Pretoria - Finance Minister Pravin Gordhan's Medium-Term Budget Policy Statement (MTBPS) on Tuesday unveiled steps to ease exchange controls, which go a long way towards addressing complaints of businesses and individuals that government has been dragging its heels.
The foreign capital allowance for SA resident individuals, last adjusted in 2006, has been doubled from R2m to R4m, and the single discretionary allowance raised from R500 000 to R750 000 (the discretionary allowance refers to matters such as gifts to foreign recipients, and travel).
The lifting of the foreign investment limit to R4m is long overdue. However, many commentators have been agitating for all limits on individuals to be scrapped, because the exchange control amnesty allowed some people to keep more than R4m offshore.
A big step for exporters is the announcement that the so-called 180-day rule is being scrapped. The rule required exporters to repatriate their foreign exchange to SA within 180 days of receiving it.
This rule has been dogged by controversy, with some commentators blaming the 2001 rand crash on the fact that exporters weren't repatriating foreign currency on time. However, though the limit of 180 days is scrapped in the MTBPS,
SA companies are still required to repatriate export proceeds to SA eventually.
A further big step was the increase in the limit for applications to the Reserve Bank for companies making investments outside SA. The outward investment limit has been increased from R50m to R500m. Applications below this limit will be processed by authorised foreign exchange dealers (banks), subject to all existing criteria and reporting obligations.
Though this removes a lot of red tape, the existing criteria remain, including the requirement that companies invest offshore "for the benefit of SA" - something which is left up to the authorities' discretion to decide.

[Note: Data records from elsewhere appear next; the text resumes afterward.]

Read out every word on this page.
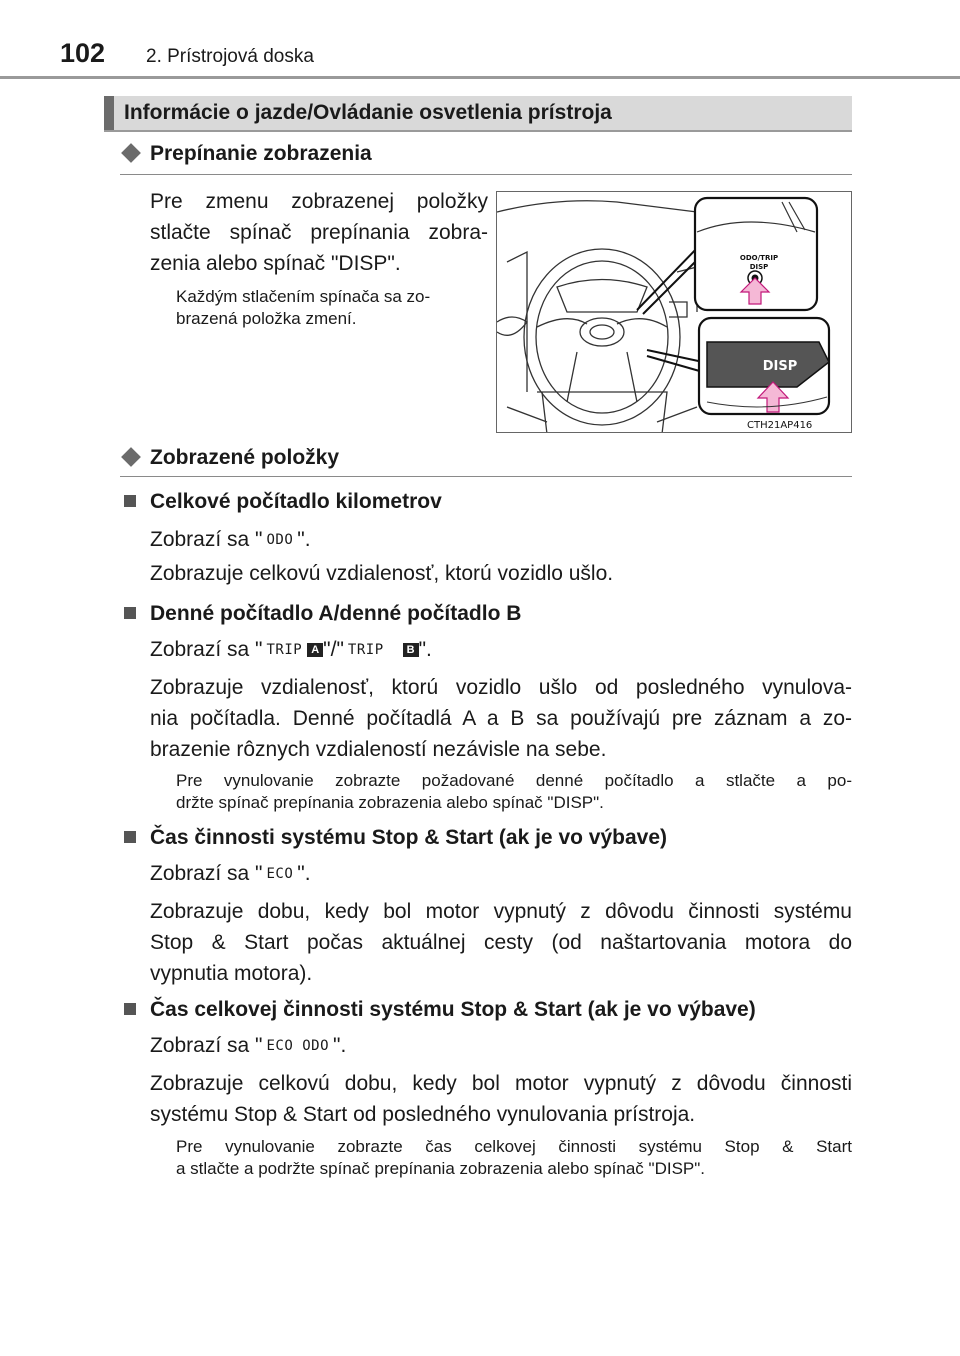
102 2. Prístrojová doska
Informácie o jazde/Ovládanie osvetlenia prístroja
Prepínanie zobrazenia
Pre zmenu zobrazenej položky
stlačte spínač prepínania zobra-
zenia alebo spínač "DISP".
Každým stlačením spínača sa zo-
brazená položka zmení.
ODO/TRIP
DISP
DISP
CTH21AP416
Zobrazené položky
Celkové počítadlo kilometrov
Zobrazí sa " ODO ".
Zobrazuje celkovú vzdialenosť, ktorú vozidlo ušlo.
Denné počítadlo A/denné počítadlo B
Zobrazí sa " TRIP A "/" TRIP B ".
Zobrazuje vzdialenosť, ktorú vozidlo ušlo od posledného vynulova-
nia počítadla. Denné počítadlá A a B sa používajú pre záznam a zo-
brazenie rôznych vzdialeností nezávisle na sebe.
Pre vynulovanie zobrazte požadované denné počítadlo a stlačte a po-
držte spínač prepínania zobrazenia alebo spínač "DISP".
Čas činnosti systému Stop & Start (ak je vo výbave)
Zobrazí sa " ECO ".
Zobrazuje dobu, kedy bol motor vypnutý z dôvodu činnosti systému
Stop & Start počas aktuálnej cesty (od naštartovania motora do
vypnutia motora).
Čas celkovej činnosti systému Stop & Start (ak je vo výbave)
Zobrazí sa " ECO ODO ".
Zobrazuje celkovú dobu, kedy bol motor vypnutý z dôvodu činnosti
systému Stop & Start od posledného vynulovania prístroja.
Pre vynulovanie zobrazte čas celkovej činnosti systému Stop & Start
a stlačte a podržte spínač prepínania zobrazenia alebo spínač "DISP".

The MTBPS exchange control relaxation also aims to promote regional integration, by allowing SA companies to invest in Southern African Development Community (SADC) member states through offshore intermediaries. The relaxation excludes investment in member states that are part of the Common Monetary Area.
Referring to prudential requirements for portfolio investors, the MTBPS said government would take into account appropriate international proposals to strengthen the country's regulatory framework in line with G20 agreements.
According to the MTBPS, government will also improve access to domestic credit in the financing of foreign direct investment.
South Africa's National Treasury said it was not concerned about potential capital outflows from South Africa after it was decided to relax exchange controls further in today's MTBPS, according to an I-Net Bridge report.
"We want to promote a two-way market in the rand - there might be potential inflows - who knows," said director-general of the Treasury, Lesetja Kganyago, during a press conference, said I-Net Bridge.
"It is important to undertake a process of reform with a goal in mind - we want to lower the cost of doing business and remove the hassle factor," he said.
"We will see inputs and outflows when it is implemented."